MicroPride: e Roma si mostra matura ed unita.
Il prossimo venerdì ci saremo tutti. E tutti saranno i benvenuti.
E’ venuto il tempo di stare uniti a testuggine, per usare un termine in voga nelle rovine che quel giorno cammineremo, senza bandiere, senza simboli. Solo bandiere rainbow e i nostri corpi. Basta polemiche. Ne siamo dilaniati. Il popolo omosessuale vuole avere solo i suoi 6 colori venerdì prossimo e i sette colori siamo tutti. Nessuno può esserne escluso. Nessuno.
Alle ore 21:00 partendo dal Coming Out la comunità omosessuale romana si incontrerà, si riconoscerà, si sorriderà e di nuovo si darà forza per andare avanti ed avere sempre più coraggio in un momento davvero molto difficile e delicato.
Un micropride è un modo per riprendersi la città. E’ un modo di uscire dai luoghi consueti, di navigare i luoghi della vita di ogni giorno. E’ un evento spontaneo, che nasce non solo dalla paura o dalla rabbia, ma dalla voglia di stare insieme in modo diverso, appunto “sfilando” orgogliosamente, passeggiando per la città, senza mesi di organizzazione o investimenti.

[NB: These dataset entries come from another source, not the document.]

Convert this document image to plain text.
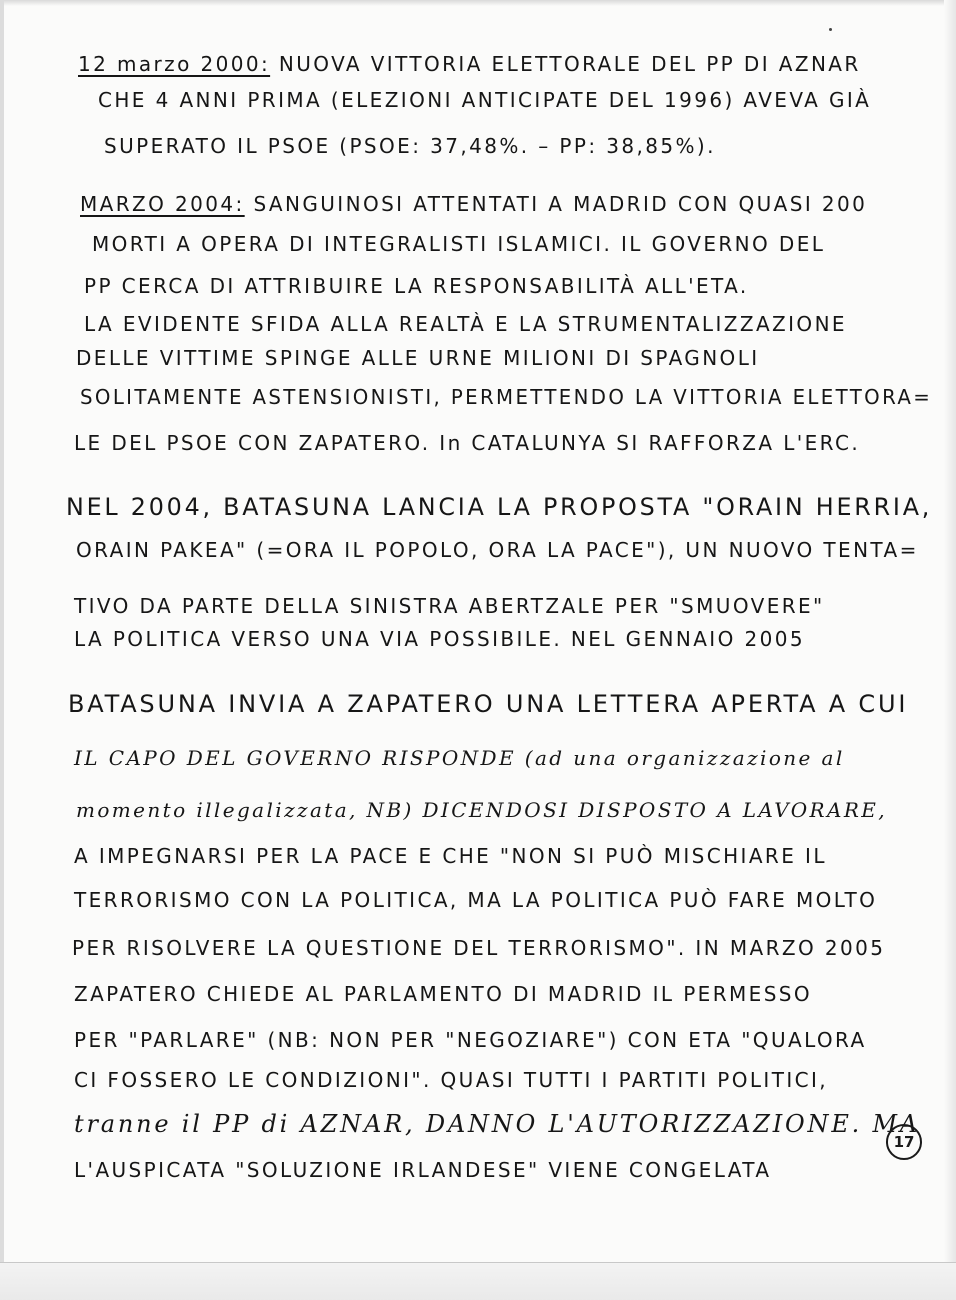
12 marzo 2000: NUOVA VITTORIA ELETTORALE DEL PP DI AZNAR
CHE 4 ANNI PRIMA (ELEZIONI ANTICIPATE DEL 1996) AVEVA GIÀ
SUPERATO IL PSOE (PSOE: 37,48%. – PP: 38,85%).
MARZO 2004: SANGUINOSI ATTENTATI A MADRID CON QUASI 200
MORTI A OPERA DI INTEGRALISTI ISLAMICI. IL GOVERNO DEL
PP CERCA DI ATTRIBUIRE LA RESPONSABILITÀ ALL'ETA.
LA EVIDENTE SFIDA ALLA REALTÀ E LA STRUMENTALIZZAZIONE
DELLE VITTIME SPINGE ALLE URNE MILIONI DI SPAGNOLI
SOLITAMENTE ASTENSIONISTI, PERMETTENDO LA VITTORIA ELETTORA=
LE DEL PSOE CON ZAPATERO. In CATALUNYA SI RAFFORZA L'ERC.
NEL 2004, BATASUNA LANCIA LA PROPOSTA "ORAIN HERRIA,
ORAIN PAKEA" (=ORA IL POPOLO, ORA LA PACE"), UN NUOVO TENTA=
TIVO DA PARTE DELLA SINISTRA ABERTZALE PER "SMUOVERE"
LA POLITICA VERSO UNA VIA POSSIBILE. NEL GENNAIO 2005
BATASUNA INVIA A ZAPATERO UNA LETTERA APERTA A CUI
IL CAPO DEL GOVERNO RISPONDE (ad una organizzazione al
momento illegalizzata, NB) DICENDOSI DISPOSTO A LAVORARE,
A IMPEGNARSI PER LA PACE E CHE "NON SI PUÒ MISCHIARE IL
TERRORISMO CON LA POLITICA, MA LA POLITICA PUÒ FARE MOLTO
PER RISOLVERE LA QUESTIONE DEL TERRORISMO". IN MARZO 2005
ZAPATERO CHIEDE AL PARLAMENTO DI MADRID IL PERMESSO
PER "PARLARE" (NB: NON PER "NEGOZIARE") CON ETA "QUALORA
CI FOSSERO LE CONDIZIONI". QUASI TUTTI I PARTITI POLITICI,
tranne il PP di AZNAR, DANNO L'AUTORIZZAZIONE. MA
L'AUSPICATA "SOLUZIONE IRLANDESE" VIENE CONGELATA
17
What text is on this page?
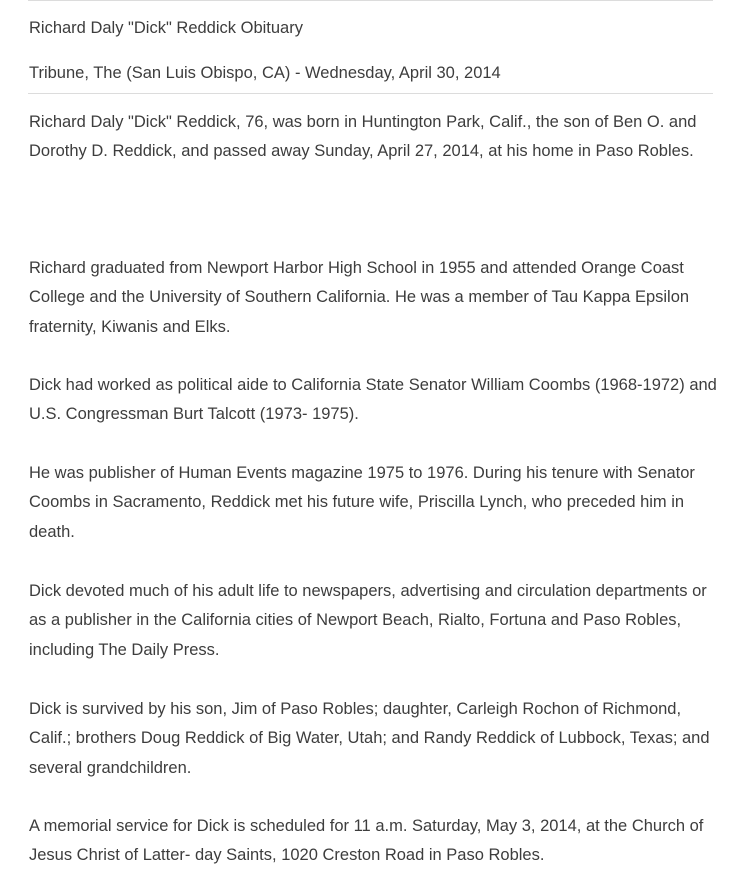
Richard Daly "Dick" Reddick Obituary
Tribune, The (San Luis Obispo, CA) - Wednesday, April 30, 2014

Richard Daly "Dick" Reddick, 76, was born in Huntington Park, Calif., the son of Ben O. and Dorothy D. Reddick, and passed away Sunday, April 27, 2014, at his home in Paso Robles.

Richard graduated from Newport Harbor High School in 1955 and attended Orange Coast College and the University of Southern California. He was a member of Tau Kappa Epsilon fraternity, Kiwanis and Elks.

Dick had worked as political aide to California State Senator William Coombs (1968-1972) and U.S. Congressman Burt Talcott (1973- 1975).

He was publisher of Human Events magazine 1975 to 1976. During his tenure with Senator Coombs in Sacramento, Reddick met his future wife, Priscilla Lynch, who preceded him in death.

Dick devoted much of his adult life to newspapers, advertising and circulation departments or as a publisher in the California cities of Newport Beach, Rialto, Fortuna and Paso Robles, including The Daily Press.

Dick is survived by his son, Jim of Paso Robles; daughter, Carleigh Rochon of Richmond, Calif.; brothers Doug Reddick of Big Water, Utah; and Randy Reddick of Lubbock, Texas; and several grandchildren.

A memorial service for Dick is scheduled for 11 a.m. Saturday, May 3, 2014, at the Church of Jesus Christ of Latter- day Saints, 1020 Creston Road in Paso Robles.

Rivendichiamo il riconoscerci comunità. Non vogliamo prendere il posto di chi legittimamente e da anni ed anche per conto di tutti noi, lavora ogni giorno per rivendicare leggi che ci consentano di essere uguali: matrimonio, legge contro l’omofobia, legge sulle adozioni.
La vera rivendicazione che ho sentito venerdì e sento nella gioia per il successo dell’evento, è quella di esserci potuti parlare, di avere camminato per Roma in una notte estiva. Siamo andati al Campidoglio ma non ce l’avevamo nemmeno con Alemanno. Pensate che qualcuno voleva andare sotto la sede del PD a tirare i pomodori. Era davvero, solo la voglia di dire: ci siamo. Per una sera siamo usciti di casa non per andare a bere o a ballare, ma per essere comunità. Famiglia. Sembrava di essere dentro il film Milk.
La comunità dà forza al movimento, dà forza ai pochi, troppo pochi, parlamentari che sono al fianco della nostra battaglia. Dà forza alle associazioni che ogni santo giorno mettono in campo iniziative, partecipano a stremanti trattative con una politica spesso sorda o che promette e non mantiene mai. La comunità è la base da cui partire, persino per tornare a casa e dire: mamma sono lesbica, mamma sono gay, mamma voglio cambiare sesso. Perchè non c’è azione politica più alta di un coming out, non c’è cosa più efficace. Ognuno di noi si porta dietro decine di persone tra amici e familiari. Ed è lì che dobbiamo ricominciare: portarci dietro l’Italia ancor prima della politica, perché una legge non basterà a non farci più accoltellare. Con i MicroPride ci riappropriamo di noi, della nostra città, delle strade, dei sorrisi della gente che passa, sorride, si avvicina a noi.
Come dice Vladimir: potrete solo rallentarci. Solo quello.